Finding addresses became a major project requiring all my investigative-journalism skills, since I wanted to avoid asking people directly. I did internet searches, hunted through social-media channels for ancient dinner invitations, drove past houses to get street addresses, checked out entry panels for apartment numbers, looked on Google Maps. In extreme cases, I paid the $10 fee to search their names on the government’s land-titles site.
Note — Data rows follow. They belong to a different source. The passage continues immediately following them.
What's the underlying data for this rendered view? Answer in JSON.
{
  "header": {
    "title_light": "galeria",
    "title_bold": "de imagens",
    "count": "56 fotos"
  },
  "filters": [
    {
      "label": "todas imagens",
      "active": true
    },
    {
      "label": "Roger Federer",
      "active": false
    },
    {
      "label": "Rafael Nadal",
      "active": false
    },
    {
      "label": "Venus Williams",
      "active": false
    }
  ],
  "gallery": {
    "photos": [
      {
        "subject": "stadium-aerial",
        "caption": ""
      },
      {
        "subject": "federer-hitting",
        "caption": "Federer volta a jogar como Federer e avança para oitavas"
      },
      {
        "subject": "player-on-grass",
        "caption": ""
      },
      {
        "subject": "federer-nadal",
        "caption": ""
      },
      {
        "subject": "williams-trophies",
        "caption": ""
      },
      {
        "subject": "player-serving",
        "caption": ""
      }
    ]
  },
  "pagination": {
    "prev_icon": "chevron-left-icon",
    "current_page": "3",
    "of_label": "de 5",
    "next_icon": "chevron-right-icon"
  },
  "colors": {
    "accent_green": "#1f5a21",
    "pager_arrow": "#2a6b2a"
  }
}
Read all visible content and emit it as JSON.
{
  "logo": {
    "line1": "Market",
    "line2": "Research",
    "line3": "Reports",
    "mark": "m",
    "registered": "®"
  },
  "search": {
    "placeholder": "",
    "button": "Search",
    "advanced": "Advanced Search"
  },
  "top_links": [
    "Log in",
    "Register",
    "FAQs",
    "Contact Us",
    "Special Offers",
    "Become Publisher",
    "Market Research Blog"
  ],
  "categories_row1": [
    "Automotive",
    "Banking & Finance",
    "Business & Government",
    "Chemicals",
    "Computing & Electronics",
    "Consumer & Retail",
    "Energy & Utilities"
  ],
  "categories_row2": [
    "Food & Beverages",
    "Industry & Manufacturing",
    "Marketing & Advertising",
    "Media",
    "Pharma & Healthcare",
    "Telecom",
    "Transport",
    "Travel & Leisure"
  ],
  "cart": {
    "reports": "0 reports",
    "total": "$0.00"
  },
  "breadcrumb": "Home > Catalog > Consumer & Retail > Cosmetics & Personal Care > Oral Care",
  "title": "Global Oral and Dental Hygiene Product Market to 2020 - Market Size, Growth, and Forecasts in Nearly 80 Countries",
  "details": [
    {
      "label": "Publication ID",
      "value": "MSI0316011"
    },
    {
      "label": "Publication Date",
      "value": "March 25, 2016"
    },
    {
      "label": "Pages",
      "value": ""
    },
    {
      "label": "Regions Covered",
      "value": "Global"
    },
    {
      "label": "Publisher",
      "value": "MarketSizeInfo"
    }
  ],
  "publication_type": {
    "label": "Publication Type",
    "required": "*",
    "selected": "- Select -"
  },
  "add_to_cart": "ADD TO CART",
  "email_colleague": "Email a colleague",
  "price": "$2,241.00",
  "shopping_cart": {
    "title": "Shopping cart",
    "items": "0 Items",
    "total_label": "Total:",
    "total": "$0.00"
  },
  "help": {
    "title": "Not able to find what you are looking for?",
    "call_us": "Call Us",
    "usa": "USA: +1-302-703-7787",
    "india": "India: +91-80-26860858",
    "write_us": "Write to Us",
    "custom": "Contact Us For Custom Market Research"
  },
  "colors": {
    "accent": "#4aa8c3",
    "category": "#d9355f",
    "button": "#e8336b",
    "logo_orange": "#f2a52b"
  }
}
Then I needed to find just the right cards – not some cheesy dollar-store boxes. No, they had to be original, something that conveyed the essence of me and/or the West Coast. As well, because I have a lot of Jewish friends (a couple of stints on a kibbutz in Israel has left me a legacy of a wide network of them in the U.S.) and for the non-Christians and co-atheists, I needed a wide selection ranging from traditionally Christian to cards with nothing but embossed snowflakes or Christmas fishes (see above pic). So I’ve been discovering the city anew by checking out various shops – which, because they’re small and arty, usually have no one in them but me, so safe!

And, finally, the stamps. As with so much else in the pandemic, what should have been a relatively simple task turned out, again, to require cunning or patience. It appears many others have had the same impulse as me. So there are lineups at every post office, even in supposedly empty neighbourhoods. And the offices are selling out of stamps. Not just Christmas stamps. All stamps.

And why am I doing it? Why not just an email? Or phone? I ask myself that. Is it just that, since we’re reliving the 1950s anyway these days (all meals at home on a menu in rotation, evenings spent playing board and card games, travel restricted to camping locally), why not throw this in too?

Maybe, a little. But there’s something more.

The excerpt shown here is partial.